Writing huve ge Sets() to disk

Tim Peters tim.peters at gmail.com
Mon Jan 10 18:36:09 EST 2005


[Tim Peters]
>> As I mentioned before, if you store keys in sorted text files,
>> you can do intersection and difference very efficiently just by using
>> the Unix `comm` utiltity.

[Martin MOKREJŠ]
> Now I got your point. I understand the comm(1) is written in C, but it still
> has to scan file1 once and file2 n-times, where n is a number of lines
> in file1, right? Without any index ... I'll consider it, actually will test,
> thanks!

`comm` is much more efficient than that.  Note that the input files
have to be sorted.  Then, in a single pass over both files (not 2
passes, not 3, not n, just 1), it can compute any subset of these
three (do `man comm`):

1. The words common to both files.
2. The words unique to "the first" file.
3. The words unique to "the second" file.

It's essentially just doing a merge on two sorted lists, and how it
works should be obvious if you give it some thought.  It takes time
proportional to the sum of the lengths of the input files, and nothing
*can* be faster than that.

> I was really hoping I'll get an answer how to alter the indexes for dictionaries
> in python.

Sorry, I don't have a guess for what that might mean.

> You convinced me not to even try to construct to theoretical dictionary,
> as it will take ages just to create.

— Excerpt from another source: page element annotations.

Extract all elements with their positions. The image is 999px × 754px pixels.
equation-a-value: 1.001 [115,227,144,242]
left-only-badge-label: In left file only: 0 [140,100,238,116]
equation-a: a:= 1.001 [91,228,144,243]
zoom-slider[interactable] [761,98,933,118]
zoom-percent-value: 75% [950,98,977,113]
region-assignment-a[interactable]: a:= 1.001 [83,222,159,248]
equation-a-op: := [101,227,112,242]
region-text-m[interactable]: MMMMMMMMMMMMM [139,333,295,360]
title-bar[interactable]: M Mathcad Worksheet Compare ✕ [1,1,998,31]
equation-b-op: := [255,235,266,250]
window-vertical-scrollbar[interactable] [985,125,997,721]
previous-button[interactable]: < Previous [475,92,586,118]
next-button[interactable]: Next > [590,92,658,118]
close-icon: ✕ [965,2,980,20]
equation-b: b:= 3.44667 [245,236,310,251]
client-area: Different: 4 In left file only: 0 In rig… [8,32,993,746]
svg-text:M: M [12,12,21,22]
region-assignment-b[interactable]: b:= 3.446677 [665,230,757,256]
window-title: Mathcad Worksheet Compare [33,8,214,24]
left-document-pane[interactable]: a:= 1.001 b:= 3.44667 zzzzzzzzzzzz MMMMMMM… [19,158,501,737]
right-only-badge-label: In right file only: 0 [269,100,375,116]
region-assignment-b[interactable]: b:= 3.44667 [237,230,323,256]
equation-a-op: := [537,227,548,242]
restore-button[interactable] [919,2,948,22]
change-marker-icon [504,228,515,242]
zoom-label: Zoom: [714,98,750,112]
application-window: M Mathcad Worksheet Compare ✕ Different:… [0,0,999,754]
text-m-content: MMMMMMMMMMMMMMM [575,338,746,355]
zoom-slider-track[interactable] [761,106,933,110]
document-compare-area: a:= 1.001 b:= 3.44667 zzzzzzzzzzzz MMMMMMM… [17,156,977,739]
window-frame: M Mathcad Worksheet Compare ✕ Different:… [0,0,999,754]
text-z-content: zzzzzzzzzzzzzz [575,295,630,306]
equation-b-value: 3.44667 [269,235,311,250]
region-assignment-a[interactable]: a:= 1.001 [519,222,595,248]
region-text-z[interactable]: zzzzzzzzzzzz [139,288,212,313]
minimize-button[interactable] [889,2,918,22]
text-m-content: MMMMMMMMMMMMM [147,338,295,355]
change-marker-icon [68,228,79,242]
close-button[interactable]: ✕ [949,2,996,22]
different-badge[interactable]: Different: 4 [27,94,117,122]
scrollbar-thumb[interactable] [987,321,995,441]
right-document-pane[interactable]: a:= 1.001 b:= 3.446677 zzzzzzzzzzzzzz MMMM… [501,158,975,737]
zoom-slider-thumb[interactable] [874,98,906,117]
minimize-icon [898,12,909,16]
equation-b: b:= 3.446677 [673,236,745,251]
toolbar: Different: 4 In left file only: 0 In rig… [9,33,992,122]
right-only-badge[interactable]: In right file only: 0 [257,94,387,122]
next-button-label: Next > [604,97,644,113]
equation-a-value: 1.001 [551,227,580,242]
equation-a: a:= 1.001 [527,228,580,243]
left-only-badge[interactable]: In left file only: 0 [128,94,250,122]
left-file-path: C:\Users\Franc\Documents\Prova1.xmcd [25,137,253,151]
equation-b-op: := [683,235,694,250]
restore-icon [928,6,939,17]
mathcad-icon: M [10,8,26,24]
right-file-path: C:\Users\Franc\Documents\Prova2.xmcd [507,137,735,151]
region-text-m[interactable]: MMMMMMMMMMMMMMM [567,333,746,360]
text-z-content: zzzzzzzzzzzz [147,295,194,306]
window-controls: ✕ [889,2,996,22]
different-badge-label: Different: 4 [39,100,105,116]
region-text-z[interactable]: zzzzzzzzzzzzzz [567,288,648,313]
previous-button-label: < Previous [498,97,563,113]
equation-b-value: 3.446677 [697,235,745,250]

Even if I'd manage, I couldn't
> save it (the theoretical and possibly not even the dict(theoret) - dict(real)
> result).

Worse, it didn't sound like a good approach even if you could save it.

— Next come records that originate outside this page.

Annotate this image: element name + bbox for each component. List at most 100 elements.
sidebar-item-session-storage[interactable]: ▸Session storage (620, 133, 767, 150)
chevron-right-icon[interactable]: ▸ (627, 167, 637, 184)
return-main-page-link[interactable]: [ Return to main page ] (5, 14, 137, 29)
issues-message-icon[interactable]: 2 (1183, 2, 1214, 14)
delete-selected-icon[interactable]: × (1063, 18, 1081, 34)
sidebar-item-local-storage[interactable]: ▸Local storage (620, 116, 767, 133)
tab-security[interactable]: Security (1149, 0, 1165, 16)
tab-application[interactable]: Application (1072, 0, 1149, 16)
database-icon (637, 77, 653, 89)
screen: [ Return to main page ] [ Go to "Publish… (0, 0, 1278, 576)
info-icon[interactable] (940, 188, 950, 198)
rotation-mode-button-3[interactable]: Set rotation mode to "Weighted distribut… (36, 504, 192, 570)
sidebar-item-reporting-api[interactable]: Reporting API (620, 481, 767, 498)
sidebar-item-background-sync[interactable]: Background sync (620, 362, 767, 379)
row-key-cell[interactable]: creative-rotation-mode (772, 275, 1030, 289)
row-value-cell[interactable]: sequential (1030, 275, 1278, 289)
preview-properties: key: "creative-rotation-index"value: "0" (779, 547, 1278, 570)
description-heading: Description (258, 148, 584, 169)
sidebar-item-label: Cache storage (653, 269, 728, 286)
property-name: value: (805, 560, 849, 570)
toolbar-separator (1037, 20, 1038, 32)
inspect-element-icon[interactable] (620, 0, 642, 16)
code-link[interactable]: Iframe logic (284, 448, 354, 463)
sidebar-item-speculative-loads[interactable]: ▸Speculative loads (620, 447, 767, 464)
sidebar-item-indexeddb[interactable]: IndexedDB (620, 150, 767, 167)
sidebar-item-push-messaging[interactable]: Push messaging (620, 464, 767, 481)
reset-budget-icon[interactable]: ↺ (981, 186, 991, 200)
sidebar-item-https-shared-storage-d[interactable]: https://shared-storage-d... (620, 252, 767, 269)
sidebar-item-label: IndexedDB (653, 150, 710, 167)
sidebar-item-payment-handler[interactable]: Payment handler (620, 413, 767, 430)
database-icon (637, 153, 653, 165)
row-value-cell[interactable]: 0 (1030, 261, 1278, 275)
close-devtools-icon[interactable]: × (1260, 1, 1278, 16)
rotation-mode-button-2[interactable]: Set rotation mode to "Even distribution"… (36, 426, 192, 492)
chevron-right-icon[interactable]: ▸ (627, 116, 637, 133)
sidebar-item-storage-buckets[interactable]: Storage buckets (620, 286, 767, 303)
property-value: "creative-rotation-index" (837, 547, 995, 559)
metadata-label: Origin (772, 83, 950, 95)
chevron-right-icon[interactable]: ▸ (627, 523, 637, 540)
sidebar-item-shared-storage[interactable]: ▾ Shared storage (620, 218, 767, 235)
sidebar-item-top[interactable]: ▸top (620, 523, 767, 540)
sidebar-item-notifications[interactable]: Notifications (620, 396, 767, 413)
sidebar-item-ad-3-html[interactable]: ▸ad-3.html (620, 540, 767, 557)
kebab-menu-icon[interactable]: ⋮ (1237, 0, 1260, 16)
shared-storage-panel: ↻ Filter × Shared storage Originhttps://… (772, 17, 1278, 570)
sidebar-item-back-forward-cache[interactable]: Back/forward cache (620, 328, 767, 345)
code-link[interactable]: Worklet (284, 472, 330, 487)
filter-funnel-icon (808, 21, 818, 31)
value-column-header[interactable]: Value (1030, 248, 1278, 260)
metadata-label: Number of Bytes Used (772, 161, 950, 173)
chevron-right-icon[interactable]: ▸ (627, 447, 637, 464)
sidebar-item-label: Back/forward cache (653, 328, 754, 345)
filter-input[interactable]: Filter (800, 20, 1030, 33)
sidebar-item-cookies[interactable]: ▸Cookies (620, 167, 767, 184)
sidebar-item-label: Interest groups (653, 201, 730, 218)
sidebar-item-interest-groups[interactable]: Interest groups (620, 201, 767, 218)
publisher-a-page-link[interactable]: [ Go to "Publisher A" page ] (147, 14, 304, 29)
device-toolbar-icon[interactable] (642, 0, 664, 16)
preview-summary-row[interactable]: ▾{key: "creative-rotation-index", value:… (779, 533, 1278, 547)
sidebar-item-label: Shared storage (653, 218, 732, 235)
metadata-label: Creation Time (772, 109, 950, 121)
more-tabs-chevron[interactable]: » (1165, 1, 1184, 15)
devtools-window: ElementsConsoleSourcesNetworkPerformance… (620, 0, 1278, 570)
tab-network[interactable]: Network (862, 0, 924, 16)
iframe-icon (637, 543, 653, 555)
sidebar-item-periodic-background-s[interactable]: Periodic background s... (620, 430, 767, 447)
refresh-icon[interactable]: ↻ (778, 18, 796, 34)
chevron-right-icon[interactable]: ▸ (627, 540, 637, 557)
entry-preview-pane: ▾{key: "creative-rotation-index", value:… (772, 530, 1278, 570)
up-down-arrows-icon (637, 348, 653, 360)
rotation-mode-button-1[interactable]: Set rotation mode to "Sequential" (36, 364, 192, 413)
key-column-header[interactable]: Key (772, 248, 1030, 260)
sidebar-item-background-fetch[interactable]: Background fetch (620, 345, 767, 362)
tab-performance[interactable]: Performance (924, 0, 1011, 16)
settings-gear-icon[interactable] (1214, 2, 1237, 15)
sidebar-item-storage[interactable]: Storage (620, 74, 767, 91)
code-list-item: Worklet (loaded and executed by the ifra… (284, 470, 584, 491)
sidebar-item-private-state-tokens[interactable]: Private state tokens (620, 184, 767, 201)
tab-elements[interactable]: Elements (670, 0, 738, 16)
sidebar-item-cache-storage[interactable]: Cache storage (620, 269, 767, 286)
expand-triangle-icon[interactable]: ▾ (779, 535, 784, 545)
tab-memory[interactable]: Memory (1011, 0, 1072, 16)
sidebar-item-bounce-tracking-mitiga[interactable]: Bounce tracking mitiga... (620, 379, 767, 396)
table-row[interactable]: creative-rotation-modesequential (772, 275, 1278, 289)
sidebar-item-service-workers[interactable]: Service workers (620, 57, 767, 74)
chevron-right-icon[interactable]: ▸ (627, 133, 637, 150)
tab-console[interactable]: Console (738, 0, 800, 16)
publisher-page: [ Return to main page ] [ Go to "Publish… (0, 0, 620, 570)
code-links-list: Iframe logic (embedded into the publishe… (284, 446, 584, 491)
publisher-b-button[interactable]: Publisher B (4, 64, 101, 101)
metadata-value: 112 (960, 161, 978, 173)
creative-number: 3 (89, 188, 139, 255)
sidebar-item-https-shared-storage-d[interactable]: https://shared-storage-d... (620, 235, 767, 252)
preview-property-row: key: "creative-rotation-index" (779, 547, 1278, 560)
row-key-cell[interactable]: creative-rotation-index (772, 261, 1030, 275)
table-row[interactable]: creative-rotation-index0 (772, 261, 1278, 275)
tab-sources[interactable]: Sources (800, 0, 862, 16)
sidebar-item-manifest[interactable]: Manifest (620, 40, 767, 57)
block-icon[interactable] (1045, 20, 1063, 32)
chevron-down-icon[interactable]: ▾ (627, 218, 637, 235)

> Still, before I give the whole project, once more:
> 
> I'll parse some text files, isolates separate words and add them to
> either Set(), list, dict, flatfile line by line.
>
> Depending on the above, I'll compare them and look for those unique
> to some "language". I need to keep track of frequencies used
> in every such language,

Frequencies of what?  "A language" here can contain some words
multiple times each?

> so the dict approach would be the best.  The number stored as a value vould
> be a float ^H^H^H^H^H^H Decimal() type - very small number.

Integers are the natural type for counting, and require less memory
than floats or decimals.

> Once more, I expect to have between E4 or E5 to E8??? words
> stored in 20 dictionaries (remember words of sizes in range 1-20?
> Every of those 20 dictionaries should be, I believe, indexed just once.
> The indexing method should know all entries in a given file are of same
> size, i.e. 5 chars, 15 chars, 20 chars etc.

I think you're making this more complicated than it needs to be.

> I already did implement the logic to walk through those 20 different
> dictionaries from language a and from language b and find uout those
> unique to a or common to both of them. Why I went to ask on this list
> was to make sure I took right approach. Sets seemed to be better solution
> for the simple comparison (common, unique). To keep track of those
> very small frequencies, I anyway have to have dictionaries. I say
> that again, how can I improve speed of dictionary indexing?
> It doesn't matter here if I have 10E4 keys in dictionary or
> 10E8 keys in a dictionary.

What reason do you have for believing that the speed of dictionary
indexing is worth any bother at all to speed up?  Dict lookup is
generally considered to be extremely fast already.  If you're just
*guessing* that indexing is the bottleneck, you're probably guessing
wrong -- run a profiler to find out where the real bottleneck is.